Le ciglia ricoprono i margini delle palpebre. Alla base delle ciglia vi sono ghiandole
sebacee e sudoripare ( se si infiammano si ha l’orzaiolo ).
Sopracciglia e ciglia servono alla protezione dell’occhio.
Le palpebre sono formate da tessuto fibroso con muscoli rivestito di cute.
La loro funzione è limitare la luce che colpisce l’occhio, distribuire le lacrime sulla
superficie e proteggere l’occhio da agenti esterni aprendosi e chiudendosi circa 25
volte al minuto. Inoltre ghiandole sebacee situate sul bordo, un po’ all’interno della
linea di inserzione delle ciglia, con la loro secrezione, permettono la chiusura
impermeabile delle palpebre ed evitano la fuoriuscita e la troppo rapida evaporazione
delle lacrime.
Le palpebre sono tanto importanti nella fisionomia del volto e nell’espressione degli
occhi che, senza che i lineamenti mutino, possono da sole con la loro foggia
influenzare l’espressione del viso. Si pensi agli occhi a mandorla delle etnie orientali
in cui l’epicanto ( una plica di cute posta medialmente all’occhio ) conferisce
particolare dolcezza allo sguardo; alla retrazione spastica della palpebra superiore
nell’ipertiroidismo basedowiano che conferisce un’espressione terrorizzata; al
rilasciamento della palpebra superiore per lesioni nervose o muscolari che dà
un’espressione sciocca e sonnolenta o a quello della palpebra inferiore dell’anziano
che dà un’espressione stanca e triste.
La congiuntiva riveste all’interno le palpebre e si ripiega arrestandosi alla cornea.

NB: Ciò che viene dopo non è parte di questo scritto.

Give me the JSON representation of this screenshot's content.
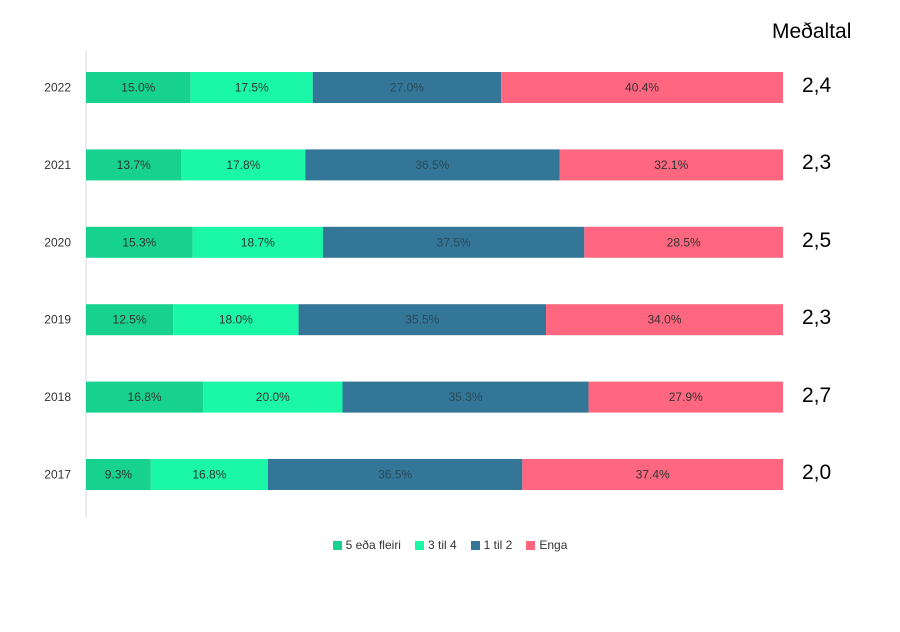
{
  "avg_header": "Meðaltal",
  "chart_data": {
    "type": "bar",
    "orientation": "horizontal",
    "stacked": true,
    "categories": [
      "2022",
      "2021",
      "2020",
      "2019",
      "2018",
      "2017"
    ],
    "series": [
      {
        "name": "5 eða fleiri",
        "color": "#17d28f",
        "values": [
          15.0,
          13.7,
          15.3,
          12.5,
          16.8,
          9.3
        ],
        "labels": [
          "15.0%",
          "13.7%",
          "15.3%",
          "12.5%",
          "16.8%",
          "9.3%"
        ]
      },
      {
        "name": "3 til 4",
        "color": "#19f7a7",
        "values": [
          17.5,
          17.8,
          18.7,
          18.0,
          20.0,
          16.8
        ],
        "labels": [
          "17.5%",
          "17.8%",
          "18.7%",
          "18.0%",
          "20.0%",
          "16.8%"
        ]
      },
      {
        "name": "1 til 2",
        "color": "#337697",
        "values": [
          27.0,
          36.5,
          37.5,
          35.5,
          35.3,
          36.5
        ],
        "labels": [
          "27.0%",
          "36.5%",
          "37.5%",
          "35.5%",
          "35.3%",
          "36.5%"
        ]
      },
      {
        "name": "Enga",
        "color": "#ff6781",
        "values": [
          40.4,
          32.1,
          28.5,
          34.0,
          27.9,
          37.4
        ],
        "labels": [
          "40.4%",
          "32.1%",
          "28.5%",
          "34.0%",
          "27.9%",
          "37.4%"
        ]
      }
    ],
    "averages": [
      "2,4",
      "2,3",
      "2,5",
      "2,3",
      "2,7",
      "2,0"
    ],
    "xlim": [
      0,
      100
    ],
    "grid": false,
    "legend_position": "bottom"
  }
}
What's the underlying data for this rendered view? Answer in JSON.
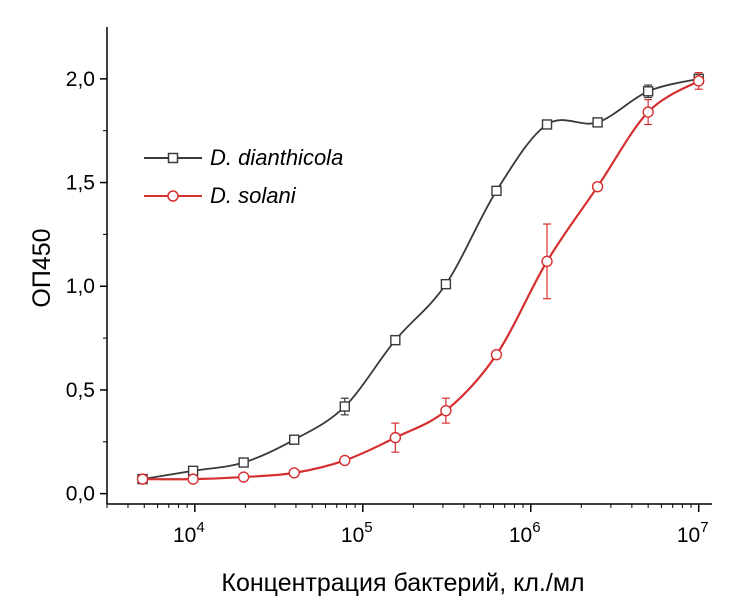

All’angolo mediale dell’occhio la congiuntiva forma una delicata piega verticale
detta piega semilunare che altro non è se non il residuo della membrana nittitante o
terza palpebra degli animali.
L’apparato lacrimale è formato dalla ghiandola lacrimale situata contro la
porzione laterale del tetto dell’orbita, dai dotti di scarico che si aprono in cima alla
papilla ( situata a mezzo centimetro dall’angolo mediale dell’occhio ) e si gettano nel
sacco lacrimale posto nella parete mediale dell’orbita e da cui, attraverso il dotto
naso lacrimale si riversano nel naso.
Le lacrime sono un altro mezzo protettivo per l’eccessiva luce, lubrificano l’occhio e
detergono il pulviscolo ed eventuali piccoli corpi estranei, inoltre hanno funzione
antibatterica per la presenza nei loro costituenti di lisozima e numerosi anticorpi.
Le lacrime sono secrete in risposta a stimoli psichici e riflessi.